Networking with existing contacts is part of the appeal of the show, but you’ll want to keep it under control.
Focus on your key goals
Remember that you are at the show to achieve specific business goals and not every visitor is right. Watch the price, focus on your strategy and connect with the right people.
After the exhibition
Away from the lights and noise of the exhibition, it’s back to work. Now it’s time to track all the new sales opportunities you’ve created. This is where some companies squander the advantages they have worked so hard to achieve, while others take them and turn them into profits.
De-brief the team
When you get back to the office, sit down with the booth staff, marketing team, and key executives. Evaluate what worked and what didn’t. Discuss suggestions for improving performance at future exhibitions.
Measure your results
Now is the time to measure your success against specific measurable goals that you set before the event. Break down the event in terms of effectiveness to help plan future events and determine the future development of your techniques.
Successful sales teams track leads up to a year later to follow new contacts through to the bottom line. Only then can you determine the value of the exhibition to your company and whether your marketing budget was well spent.
Track all contacts
Every visitor to your trade show booth should receive a timely follow-up, from a simple thank-you note to a visit, phone call, or information package, depending on the quality of the sales lead. For your potential customers, the days and weeks after the show define who wants their business the most.
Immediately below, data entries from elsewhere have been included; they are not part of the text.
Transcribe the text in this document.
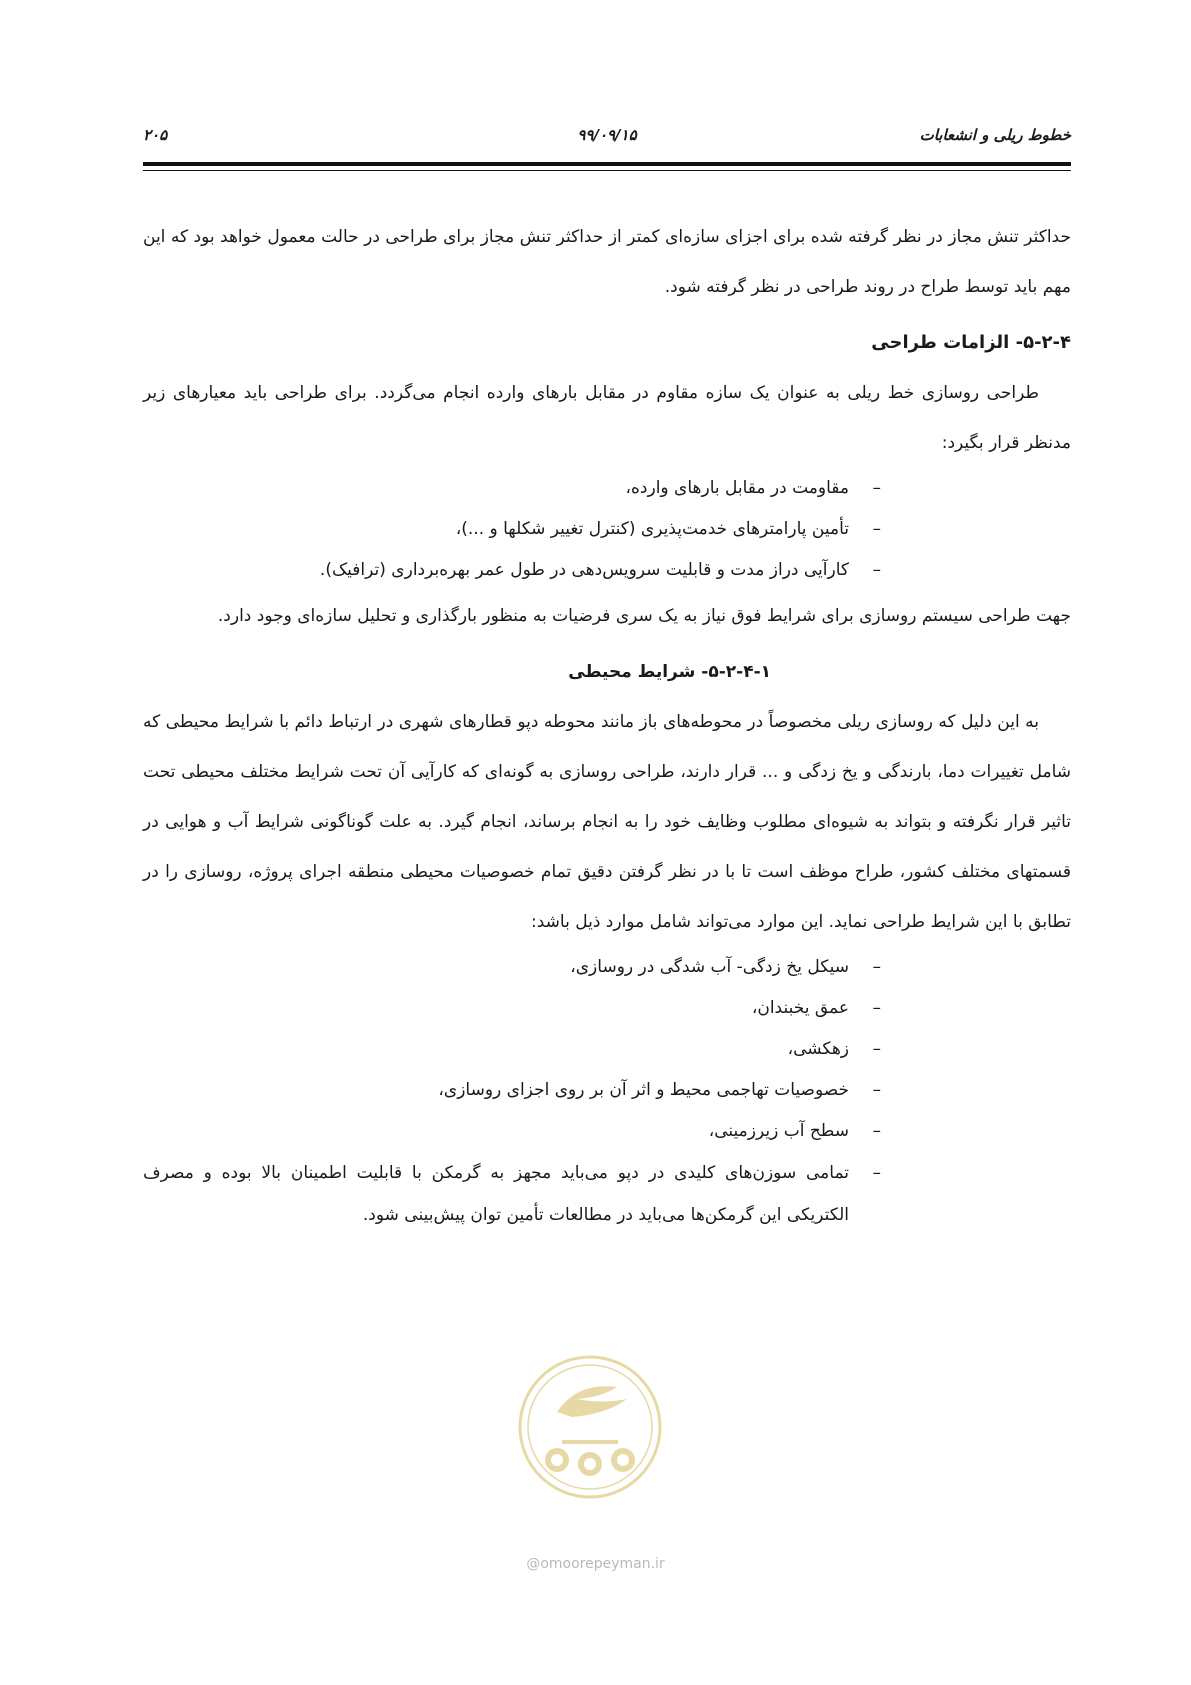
خطوط ریلی و انشعابات
۹۹/۰۹/۱۵
۲۰۵

حداکثر تنش مجاز در نظر گرفته شده برای اجزای سازه‌ای کمتر از حداکثر تنش مجاز برای طراحی در حالت معمول خواهد بود که این مهم باید توسط طراح در روند طراحی در نظر گرفته شود.

۵-۲-۴- الزامات طراحی

طراحی روسازی خط ریلی به عنوان یک سازه مقاوم در مقابل بارهای وارده انجام می‌گردد. برای طراحی باید معیارهای زیر مدنظر قرار بگیرد:

– مقاومت در مقابل بارهای وارده،
– تأمین پارامترهای خدمت‌پذیری (کنترل تغییر شکلها و ...)،
– کارآیی دراز مدت و قابلیت سرویس‌دهی در طول عمر بهره‌برداری (ترافیک).

جهت طراحی سیستم روسازی برای شرایط فوق نیاز به یک سری فرضیات به منظور بارگذاری و تحلیل سازه‌ای وجود دارد.

۵-۲-۴-۱- شرایط محیطی

به این دلیل که روسازی ریلی مخصوصاً در محوطه‌های باز مانند محوطه دپو قطارهای شهری در ارتباط دائم با شرایط محیطی که شامل تغییرات دما، بارندگی و یخ زدگی و ... قرار دارند، طراحی روسازی به گونه‌ای که کارآیی آن تحت شرایط مختلف محیطی تحت تاثیر قرار نگرفته و بتواند به شیوه‌ای مطلوب وظایف خود را به انجام برساند، انجام گیرد. به علت گوناگونی شرایط آب و هوایی در قسمتهای مختلف کشور، طراح موظف است تا با در نظر گرفتن دقیق تمام خصوصیات محیطی منطقه اجرای پروژه، روسازی را در تطابق با این شرایط طراحی نماید. این موارد می‌تواند شامل موارد ذیل باشد:

– سیکل یخ زدگی- آب شدگی در روسازی،
– عمق یخبندان،
– زهکشی،
– خصوصیات تهاجمی محیط و اثر آن بر روی اجزای روسازی،
– سطح آب زیرزمینی،
– تمامی سوزن‌های کلیدی در دپو می‌باید مجهز به گرمکن با قابلیت اطمینان بالا بوده و مصرف الکتریکی این گرمکن‌ها می‌باید در مطالعات تأمین توان پیش‌بینی شود.
@omoorepeyman.ir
Send a general email to all show visitors
You may not meet every visitor at the exhibition, but you can contact them afterwards. Most event organizers make visitor lists available for free or for a one-time rental. A short “We’re sorry we missed you, but did you know…” can generate a few new leads and at the very least provide an additional profile of your business to an industry audience.
Follow the press releases
Call all the editors to whom you sent your press releases or who visited you at your trade show booth. Ask if there is any additional information they might need.
A phone call at the right time could mean a solid mention in a post-exhibition review in the trade press.
Making the most of exhibitions
Trade shows can be effective, and by planning a few simple activities before, during and after each event, they will work even harder for you and your marketing budget. Being able to meet face-to-face with prospects in an industrial environment can they act as a fast track to a real sale.